We thought that this story would be about how, through the request of a guy named Ivan, Salem Social Village was able to send some much needed material assistance to the Medvedko family, who live in the village of Granitogorsk, in the Taraz region. They have 9 children, and so just getting by is pretty tough for them – we were glad to be able to help.

But what we discovered was that the real story turned out to be Ivan’s.

Ivan is now just over 30 years old. He’s a strong and good looking guy, full of energy and exuding kindness. He’s an active volunteer with a charitable organisation which helps homeless people, very large families, people with disabilities and many others in need.  All unremarkable, except that… Ivan has a group 2 disability: most of his legs and the fingers of his hands have been amputated.

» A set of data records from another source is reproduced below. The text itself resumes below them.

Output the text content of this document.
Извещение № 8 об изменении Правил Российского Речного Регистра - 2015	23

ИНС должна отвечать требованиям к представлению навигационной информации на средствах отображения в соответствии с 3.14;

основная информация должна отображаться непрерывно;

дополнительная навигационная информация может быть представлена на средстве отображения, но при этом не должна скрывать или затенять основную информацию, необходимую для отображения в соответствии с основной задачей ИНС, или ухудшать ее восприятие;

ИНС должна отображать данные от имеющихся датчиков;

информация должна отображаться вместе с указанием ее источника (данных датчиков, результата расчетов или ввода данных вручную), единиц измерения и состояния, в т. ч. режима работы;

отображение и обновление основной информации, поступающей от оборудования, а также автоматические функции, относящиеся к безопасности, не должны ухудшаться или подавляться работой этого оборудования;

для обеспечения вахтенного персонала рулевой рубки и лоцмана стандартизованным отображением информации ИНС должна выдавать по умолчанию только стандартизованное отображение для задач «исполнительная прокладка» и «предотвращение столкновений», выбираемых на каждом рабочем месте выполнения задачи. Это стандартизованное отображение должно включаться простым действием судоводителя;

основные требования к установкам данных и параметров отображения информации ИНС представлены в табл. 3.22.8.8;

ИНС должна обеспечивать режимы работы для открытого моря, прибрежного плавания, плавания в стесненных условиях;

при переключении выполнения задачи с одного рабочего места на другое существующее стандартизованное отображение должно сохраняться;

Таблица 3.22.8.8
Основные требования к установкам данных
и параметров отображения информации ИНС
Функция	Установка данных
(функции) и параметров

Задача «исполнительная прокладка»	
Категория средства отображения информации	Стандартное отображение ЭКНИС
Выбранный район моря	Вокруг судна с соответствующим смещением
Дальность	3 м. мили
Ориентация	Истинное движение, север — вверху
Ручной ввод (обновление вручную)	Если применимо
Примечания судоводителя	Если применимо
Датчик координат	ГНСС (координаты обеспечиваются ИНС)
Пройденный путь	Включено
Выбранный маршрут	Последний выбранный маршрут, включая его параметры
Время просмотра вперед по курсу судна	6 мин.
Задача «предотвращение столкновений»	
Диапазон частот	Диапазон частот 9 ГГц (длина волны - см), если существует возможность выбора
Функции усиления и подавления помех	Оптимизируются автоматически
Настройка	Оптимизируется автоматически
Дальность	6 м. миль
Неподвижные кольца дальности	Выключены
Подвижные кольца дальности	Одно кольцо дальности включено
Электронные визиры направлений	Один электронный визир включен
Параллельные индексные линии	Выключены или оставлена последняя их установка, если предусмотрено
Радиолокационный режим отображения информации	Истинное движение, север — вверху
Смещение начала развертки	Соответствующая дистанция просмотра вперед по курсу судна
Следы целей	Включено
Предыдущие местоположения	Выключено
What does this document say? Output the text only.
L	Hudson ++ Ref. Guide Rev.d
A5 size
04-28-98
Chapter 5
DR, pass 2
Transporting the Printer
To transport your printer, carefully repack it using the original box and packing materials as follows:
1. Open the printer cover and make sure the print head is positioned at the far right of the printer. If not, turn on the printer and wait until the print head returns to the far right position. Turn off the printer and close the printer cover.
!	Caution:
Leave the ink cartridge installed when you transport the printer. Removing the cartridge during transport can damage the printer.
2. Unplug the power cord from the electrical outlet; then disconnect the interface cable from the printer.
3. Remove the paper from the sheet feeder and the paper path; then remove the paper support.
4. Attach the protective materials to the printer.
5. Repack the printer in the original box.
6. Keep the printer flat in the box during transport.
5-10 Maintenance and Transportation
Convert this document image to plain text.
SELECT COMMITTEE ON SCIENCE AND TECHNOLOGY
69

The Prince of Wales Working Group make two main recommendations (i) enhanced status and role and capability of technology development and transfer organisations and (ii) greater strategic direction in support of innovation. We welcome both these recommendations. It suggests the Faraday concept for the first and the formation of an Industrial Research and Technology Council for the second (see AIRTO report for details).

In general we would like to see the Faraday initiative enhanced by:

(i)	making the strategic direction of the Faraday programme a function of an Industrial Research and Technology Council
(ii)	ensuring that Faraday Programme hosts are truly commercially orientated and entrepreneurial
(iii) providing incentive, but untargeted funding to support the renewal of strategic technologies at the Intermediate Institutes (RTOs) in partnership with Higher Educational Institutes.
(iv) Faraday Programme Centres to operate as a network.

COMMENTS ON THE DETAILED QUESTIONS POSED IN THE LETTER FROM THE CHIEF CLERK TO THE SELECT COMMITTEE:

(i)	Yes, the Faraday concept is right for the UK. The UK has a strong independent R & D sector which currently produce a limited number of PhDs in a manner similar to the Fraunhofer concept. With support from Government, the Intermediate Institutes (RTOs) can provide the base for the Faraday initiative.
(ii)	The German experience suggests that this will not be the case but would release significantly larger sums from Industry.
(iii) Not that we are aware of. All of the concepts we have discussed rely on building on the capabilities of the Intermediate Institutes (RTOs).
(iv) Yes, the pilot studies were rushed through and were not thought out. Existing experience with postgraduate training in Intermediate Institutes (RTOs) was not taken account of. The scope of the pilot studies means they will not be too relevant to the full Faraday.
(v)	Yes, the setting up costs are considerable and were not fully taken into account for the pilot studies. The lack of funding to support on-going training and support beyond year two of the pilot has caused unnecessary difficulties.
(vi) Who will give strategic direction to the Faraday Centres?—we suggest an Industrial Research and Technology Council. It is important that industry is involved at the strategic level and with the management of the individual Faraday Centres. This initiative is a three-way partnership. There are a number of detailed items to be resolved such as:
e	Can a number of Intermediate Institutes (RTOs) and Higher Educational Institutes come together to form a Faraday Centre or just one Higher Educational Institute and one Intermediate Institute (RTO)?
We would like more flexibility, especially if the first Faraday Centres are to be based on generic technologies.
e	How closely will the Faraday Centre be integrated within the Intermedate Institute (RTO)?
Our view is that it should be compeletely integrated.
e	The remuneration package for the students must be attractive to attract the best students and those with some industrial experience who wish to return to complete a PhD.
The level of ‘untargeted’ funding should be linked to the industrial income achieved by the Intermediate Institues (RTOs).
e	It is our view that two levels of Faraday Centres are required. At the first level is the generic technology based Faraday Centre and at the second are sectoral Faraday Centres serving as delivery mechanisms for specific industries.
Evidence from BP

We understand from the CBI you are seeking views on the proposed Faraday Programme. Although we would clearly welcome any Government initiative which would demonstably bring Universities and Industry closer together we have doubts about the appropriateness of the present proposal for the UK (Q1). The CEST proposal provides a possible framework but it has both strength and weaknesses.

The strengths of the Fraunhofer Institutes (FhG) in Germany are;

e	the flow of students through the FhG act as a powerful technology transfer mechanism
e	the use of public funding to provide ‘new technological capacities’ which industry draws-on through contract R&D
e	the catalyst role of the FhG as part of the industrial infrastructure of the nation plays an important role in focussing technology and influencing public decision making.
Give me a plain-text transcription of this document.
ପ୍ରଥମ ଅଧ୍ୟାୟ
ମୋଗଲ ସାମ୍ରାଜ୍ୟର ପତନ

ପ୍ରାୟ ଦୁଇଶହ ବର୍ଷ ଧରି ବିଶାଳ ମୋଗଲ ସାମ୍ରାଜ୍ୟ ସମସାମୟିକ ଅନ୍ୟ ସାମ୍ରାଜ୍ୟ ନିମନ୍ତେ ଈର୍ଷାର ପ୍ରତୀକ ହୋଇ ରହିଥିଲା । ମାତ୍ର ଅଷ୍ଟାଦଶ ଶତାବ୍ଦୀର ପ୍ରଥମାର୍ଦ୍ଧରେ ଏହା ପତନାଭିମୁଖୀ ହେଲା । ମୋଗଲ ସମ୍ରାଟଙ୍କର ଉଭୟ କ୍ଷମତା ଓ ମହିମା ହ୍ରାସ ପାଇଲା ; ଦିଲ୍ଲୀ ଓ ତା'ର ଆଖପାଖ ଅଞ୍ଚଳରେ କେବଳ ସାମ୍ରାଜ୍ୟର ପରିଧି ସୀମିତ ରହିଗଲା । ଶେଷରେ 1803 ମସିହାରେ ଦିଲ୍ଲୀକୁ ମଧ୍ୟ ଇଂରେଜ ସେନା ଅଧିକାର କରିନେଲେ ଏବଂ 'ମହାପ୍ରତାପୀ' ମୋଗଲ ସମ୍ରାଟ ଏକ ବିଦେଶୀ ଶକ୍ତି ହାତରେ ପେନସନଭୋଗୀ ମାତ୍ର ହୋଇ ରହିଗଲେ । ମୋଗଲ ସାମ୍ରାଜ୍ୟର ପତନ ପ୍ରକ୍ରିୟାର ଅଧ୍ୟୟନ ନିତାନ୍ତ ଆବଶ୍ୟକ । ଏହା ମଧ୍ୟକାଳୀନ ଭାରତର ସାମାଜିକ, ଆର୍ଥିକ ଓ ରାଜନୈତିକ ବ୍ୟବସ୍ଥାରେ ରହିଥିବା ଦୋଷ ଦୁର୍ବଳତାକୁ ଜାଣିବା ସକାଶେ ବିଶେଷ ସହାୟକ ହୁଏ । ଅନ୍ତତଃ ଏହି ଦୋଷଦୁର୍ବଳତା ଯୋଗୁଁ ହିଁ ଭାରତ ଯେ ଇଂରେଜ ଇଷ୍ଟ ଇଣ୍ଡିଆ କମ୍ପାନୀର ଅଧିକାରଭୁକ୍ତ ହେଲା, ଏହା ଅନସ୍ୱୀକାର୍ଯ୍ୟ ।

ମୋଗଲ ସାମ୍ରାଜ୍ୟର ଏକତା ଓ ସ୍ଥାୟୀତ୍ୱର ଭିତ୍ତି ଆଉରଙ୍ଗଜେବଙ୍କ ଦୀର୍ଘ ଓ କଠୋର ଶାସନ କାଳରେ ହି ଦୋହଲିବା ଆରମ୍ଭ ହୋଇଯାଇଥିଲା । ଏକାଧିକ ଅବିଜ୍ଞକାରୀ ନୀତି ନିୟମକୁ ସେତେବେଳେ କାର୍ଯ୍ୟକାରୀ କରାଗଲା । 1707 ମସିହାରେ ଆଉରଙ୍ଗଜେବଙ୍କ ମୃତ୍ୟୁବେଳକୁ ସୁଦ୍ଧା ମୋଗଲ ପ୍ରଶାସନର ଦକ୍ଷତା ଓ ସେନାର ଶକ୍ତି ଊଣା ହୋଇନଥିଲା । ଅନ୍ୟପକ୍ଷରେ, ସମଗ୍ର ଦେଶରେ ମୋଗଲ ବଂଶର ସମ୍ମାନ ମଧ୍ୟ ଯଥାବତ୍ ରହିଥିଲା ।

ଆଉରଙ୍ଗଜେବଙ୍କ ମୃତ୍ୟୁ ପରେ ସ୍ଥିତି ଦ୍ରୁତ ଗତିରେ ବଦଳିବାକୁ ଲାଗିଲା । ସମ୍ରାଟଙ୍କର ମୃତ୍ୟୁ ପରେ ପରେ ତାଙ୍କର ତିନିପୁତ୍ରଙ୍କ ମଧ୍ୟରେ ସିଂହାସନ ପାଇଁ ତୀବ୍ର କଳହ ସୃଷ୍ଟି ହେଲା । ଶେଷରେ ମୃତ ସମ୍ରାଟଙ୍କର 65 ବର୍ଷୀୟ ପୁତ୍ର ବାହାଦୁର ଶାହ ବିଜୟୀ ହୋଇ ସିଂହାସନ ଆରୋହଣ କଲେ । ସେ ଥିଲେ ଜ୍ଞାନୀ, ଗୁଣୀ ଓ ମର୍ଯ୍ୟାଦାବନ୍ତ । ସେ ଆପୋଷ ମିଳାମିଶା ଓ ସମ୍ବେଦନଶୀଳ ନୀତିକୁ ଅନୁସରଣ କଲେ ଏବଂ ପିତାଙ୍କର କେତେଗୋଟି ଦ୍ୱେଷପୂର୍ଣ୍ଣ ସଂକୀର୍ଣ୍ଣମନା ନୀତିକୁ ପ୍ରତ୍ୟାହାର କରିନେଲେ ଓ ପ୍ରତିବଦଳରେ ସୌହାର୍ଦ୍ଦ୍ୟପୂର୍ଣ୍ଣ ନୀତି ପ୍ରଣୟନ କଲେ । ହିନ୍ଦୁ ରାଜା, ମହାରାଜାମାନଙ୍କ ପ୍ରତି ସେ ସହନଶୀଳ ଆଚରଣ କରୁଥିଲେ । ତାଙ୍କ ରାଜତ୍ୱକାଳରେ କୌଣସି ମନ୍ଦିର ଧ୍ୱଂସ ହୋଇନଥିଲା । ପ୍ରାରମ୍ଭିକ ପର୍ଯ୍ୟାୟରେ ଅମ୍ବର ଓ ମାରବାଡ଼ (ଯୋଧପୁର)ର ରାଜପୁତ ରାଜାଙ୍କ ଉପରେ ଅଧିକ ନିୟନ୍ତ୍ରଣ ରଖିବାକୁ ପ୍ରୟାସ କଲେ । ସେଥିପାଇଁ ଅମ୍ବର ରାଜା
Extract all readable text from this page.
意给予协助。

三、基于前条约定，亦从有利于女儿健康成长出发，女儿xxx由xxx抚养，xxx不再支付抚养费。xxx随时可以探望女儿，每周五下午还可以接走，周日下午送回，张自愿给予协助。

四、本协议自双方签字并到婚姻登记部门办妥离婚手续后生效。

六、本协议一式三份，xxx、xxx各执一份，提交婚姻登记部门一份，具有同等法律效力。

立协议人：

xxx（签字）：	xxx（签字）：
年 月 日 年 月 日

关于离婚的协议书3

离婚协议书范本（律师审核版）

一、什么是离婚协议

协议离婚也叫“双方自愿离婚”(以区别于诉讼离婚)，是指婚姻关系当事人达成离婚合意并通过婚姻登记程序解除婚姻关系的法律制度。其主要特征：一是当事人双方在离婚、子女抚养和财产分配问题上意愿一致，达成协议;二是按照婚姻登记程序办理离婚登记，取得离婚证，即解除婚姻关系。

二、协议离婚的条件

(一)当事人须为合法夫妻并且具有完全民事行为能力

An orphan and a homeless alcoholic, he spent a whole night lost in the steppe at minus 20 degrees C, only being rescued by charity volunteers who saved him and helped him get his life back. >>> Read more of Ivan's story here >>>

“I don’t regret anything. Even though it cost me so much, I have found genuine treasure. What would I say now? Appreciate what you have! Do good to others – it is the source of true happiness, and we can all do it!”

When you set out to help those in need, you anticipate encountering endless stories of tragedy, sadness and despair. But there are so many out there, like Ivan, who have inspiring stories that bring hope. We love meeting them, hearing their stories and enabling them to help others even more than they were already doing. And then telling their stories, in the hope of inspiring others to also get involved.

Thanks for supporting us, as we support people like Ivan.